Does it involve personal or sensitive data?
LowMediumHigh
  • Use anonymised or aggregated data where the use case allows it.
  • Get legal sign-off on data use before building anything.
  • Apply data minimisation: only collect and use what the system actually needs.
  • Define a data retention and deletion policy before launch.
03

Safety

What happens when it is wrong?
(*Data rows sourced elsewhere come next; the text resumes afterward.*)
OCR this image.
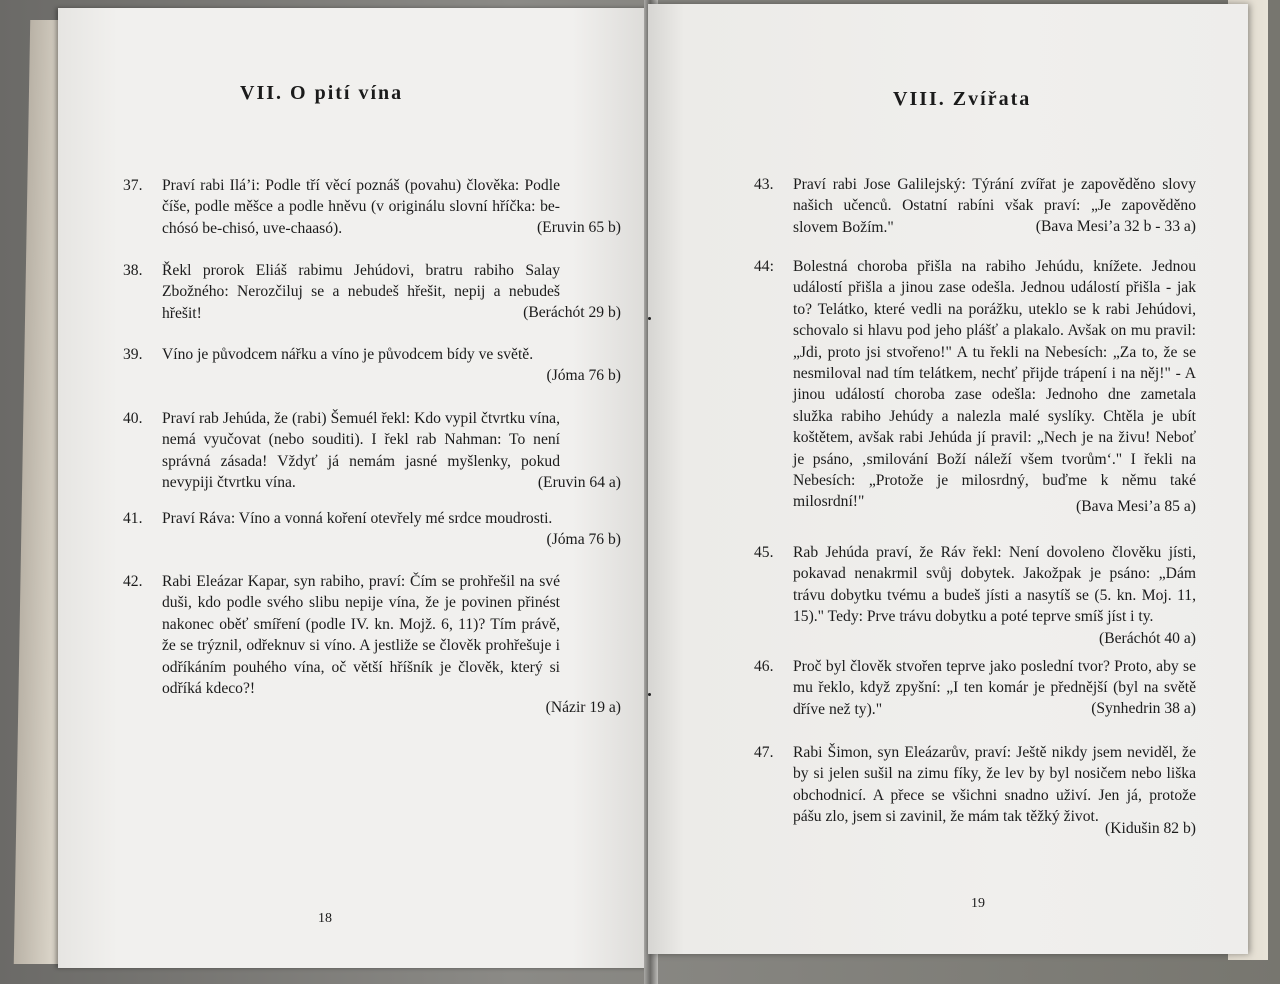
VII. O pití vína
37. Praví rabi Ilá’i: Podle tří věcí poznáš (povahu) člověka: Podle číše, podle měšce a podle hněvu (v originálu slovní hříčka: be-chósó be-chisó, uve-chaasó).	(Eruvin 65 b)
38. Řekl prorok Eliáš rabimu Jehúdovi, bratru rabiho Salay Zbožného: Nerozčiluj se a nebudeš hřešit, nepij a nebudeš hřešit!	(Beráchót 29 b)
39. Víno je původcem nářku a víno je původcem bídy ve světě.
(Jóma 76 b)
40. Praví rab Jehúda, že (rabi) Šemuél řekl: Kdo vypil čtvrtku vína, nemá vyučovat (nebo souditi). I řekl rab Nahman: To není správná zásada! Vždyť já nemám jasné myšlenky, pokud nevypiji čtvrtku vína.	(Eruvin 64 a)
41. Praví Ráva: Víno a vonná koření otevřely mé srdce moudrosti.
(Jóma 76 b)
42. Rabi Eleázar Kapar, syn rabiho, praví: Čím se prohřešil na své duši, kdo podle svého slibu nepije vína, že je povinen přinést nakonec oběť smíření (podle IV. kn. Mojž. 6, 11)? Tím právě, že se trýznil, odřeknuv si víno. A jestliže se člověk prohřešuje i odříkáním pouhého vína, oč větší hříšník je člověk, který si odříká kdeco?!
(Názir 19 a)
18
VIII. Zvířata
43. Praví rabi Jose Galilejský: Týrání zvířat je zapověděno slovy našich učenců. Ostatní rabíni však praví: „Je zapověděno slovem Božím."	(Bava Mesi’a 32 b - 33 a)
44: Bolestná choroba přišla na rabiho Jehúdu, knížete. Jednou událostí přišla a jinou zase odešla. Jednou událostí přišla - jak to? Telátko, které vedli na porážku, uteklo se k rabi Jehúdovi, schovalo si hlavu pod jeho plášť a plakalo. Avšak on mu pravil: „Jdi, proto jsi stvořeno!" A tu řekli na Nebesích: „Za to, že se nesmiloval nad tím telátkem, nechť přijde trápení i na něj!" - A jinou událostí choroba zase odešla: Jednoho dne zametala služka rabiho Jehúdy a nalezla malé syslíky. Chtěla je ubít koštětem, avšak rabi Jehúda jí pravil: „Nech je na živu! Neboť je psáno, ‚smilování Boží náleží všem tvorům‘." I řekli na Nebesích: „Protože je milosrdný, buďme k němu také milosrdní!"	(Bava Mesi’a 85 a)
45. Rab Jehúda praví, že Ráv řekl: Není dovoleno člověku jísti, pokavad nenakrmil svůj dobytek. Jakožpak je psáno: „Dám trávu dobytku tvému a budeš jísti a nasytíš se (5. kn. Moj. 11, 15)." Tedy: Prve trávu dobytku a poté teprve smíš jíst i ty.
(Beráchót 40 a)
46. Proč byl člověk stvořen teprve jako poslední tvor? Proto, aby se mu řeklo, když zpyšní: „I ten komár je přednější (byl na světě dříve než ty)."	(Synhedrin 38 a)
47. Rabi Šimon, syn Eleázarův, praví: Ještě nikdy jsem neviděl, že by si jelen sušil na zimu fíky, že lev by byl nosičem nebo liška obchodnicí. A přece se všichni snadno uživí. Jen já, protože pášu zlo, jsem si zavinil, že mám tak těžký život.
(Kidušin 82 b)
19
Is there a human check?

LowMediumHigh
  • Build in a human review step for any high-stakes output.
  • Define what “wrong” looks like and integrate tests and alerts that flag it.
  • Start with the system as a recommendation, but a person makes the final decision.
  • Set a clear process for users to report errors.
  • Implement safeguards to prevent harmful outputs.
04

Political

Who could block this, and how will you address that?
LowMediumHigh
  • Involve the teams most affected in the design process from the start.
  • Identify a senior sponsor who can clear blockages.
  • Frame the project around a shared problem, not around the technology.
05

Dependency

Does this create reliance on a vendor we cannot exit?
LowMediumHigh
  • Require access to your own data and model outputs, in writing, before signing any contract.
  • Consider open-source or standard options.
  • Build internal capacity to maintain the system as part of the project scope.
  • Define exit criteria: what would need to happen for you to switch providers.
Take with you to Step 4

By the end of this step you should have written down the approach you intend to take, the data you plan to use, and how you intend to deliver it.

With those three decisions in place you are ready to scope the pilot.